Depending on your lookback window and attribution model, channels receive different credit. The following are some notable examples:
-
Using first touch and a session lookback window, attribution looks at only the third visit. Between email and display, email was first, so email gets 100% credit for the $50 purchase.
-
Using first touch and a person lookback window, attribution looks at all three visits. Paid search was first, so it gets 100% credit for the $50 purchase.
-
Using linear and a session lookback window, credit is divided between email and display. Both of these channels each get $25 credit.
-
Using linear and a person lookback window, credit is divided between paid search, social, email, and display. Each channel gets $12.50 credit for this purchase.
-
Using J-shaped and a person lookback window, credit is divided between paid search, social, email, and display.
- 60% credit is given to display, for $30.
- 20% credit is given to paid search, for $10.

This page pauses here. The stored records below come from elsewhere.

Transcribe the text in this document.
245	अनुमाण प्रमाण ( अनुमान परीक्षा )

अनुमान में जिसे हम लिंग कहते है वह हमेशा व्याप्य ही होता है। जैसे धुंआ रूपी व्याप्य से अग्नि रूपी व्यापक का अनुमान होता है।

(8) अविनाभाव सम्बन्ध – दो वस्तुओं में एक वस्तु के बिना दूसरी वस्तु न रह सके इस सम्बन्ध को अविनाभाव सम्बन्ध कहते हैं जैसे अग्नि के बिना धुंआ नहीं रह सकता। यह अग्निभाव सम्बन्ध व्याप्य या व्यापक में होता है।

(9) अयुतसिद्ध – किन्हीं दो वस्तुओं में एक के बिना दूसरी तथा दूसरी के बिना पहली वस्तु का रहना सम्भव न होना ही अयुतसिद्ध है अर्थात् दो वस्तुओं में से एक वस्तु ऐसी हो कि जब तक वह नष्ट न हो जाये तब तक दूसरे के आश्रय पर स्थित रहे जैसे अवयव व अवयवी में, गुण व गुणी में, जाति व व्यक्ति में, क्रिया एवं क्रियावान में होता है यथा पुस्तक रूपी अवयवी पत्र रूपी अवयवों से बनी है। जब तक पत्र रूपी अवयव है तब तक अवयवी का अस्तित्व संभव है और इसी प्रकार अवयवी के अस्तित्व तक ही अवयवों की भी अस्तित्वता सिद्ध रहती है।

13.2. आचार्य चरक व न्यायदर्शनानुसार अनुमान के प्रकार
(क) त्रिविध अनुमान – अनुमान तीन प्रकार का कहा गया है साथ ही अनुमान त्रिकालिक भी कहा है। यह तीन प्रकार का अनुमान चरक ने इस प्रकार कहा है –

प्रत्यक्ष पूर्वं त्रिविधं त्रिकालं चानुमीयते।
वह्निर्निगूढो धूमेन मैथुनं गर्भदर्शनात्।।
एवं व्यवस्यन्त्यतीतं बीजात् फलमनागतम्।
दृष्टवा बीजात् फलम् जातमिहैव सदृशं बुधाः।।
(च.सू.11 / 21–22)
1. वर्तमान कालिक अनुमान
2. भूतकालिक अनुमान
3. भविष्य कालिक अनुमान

- The remaining 20% is divided between social and email, giving $5 to each.
-
Using Time Decay and a person lookback window, credit is divided between paid search, social, email, and display. Using the default 7-day half-life:
-
Gap of zero days between display touch point and conversion.
2^(-0/7) = 1
-
Gap of zero days between email touch point and conversion.
2^(-0/7) = 1
-
Gap of six days between social touch point and conversion.
2^(-6/7) = 0.552
-
Gap of nine days between paid search touch point and conversion.
2^(-9/7) = 0.41
-
Normalizing these values results in the following:
- Display: 33.8%, getting $16.88
- Email: 33.8% getting $16.88
- Social: 18.6%, getting $9.32
- Paid Search: 13.8%, getting $6.92
-
Conversion events that typically have whole numbers are divided if credit belongs to more than one channel. For example, if two channels contribute to an order using a Linear attribution model, both channels get 0.5 of that order. These partial metrics are summed across all people then rounded to the nearest integer for reporting.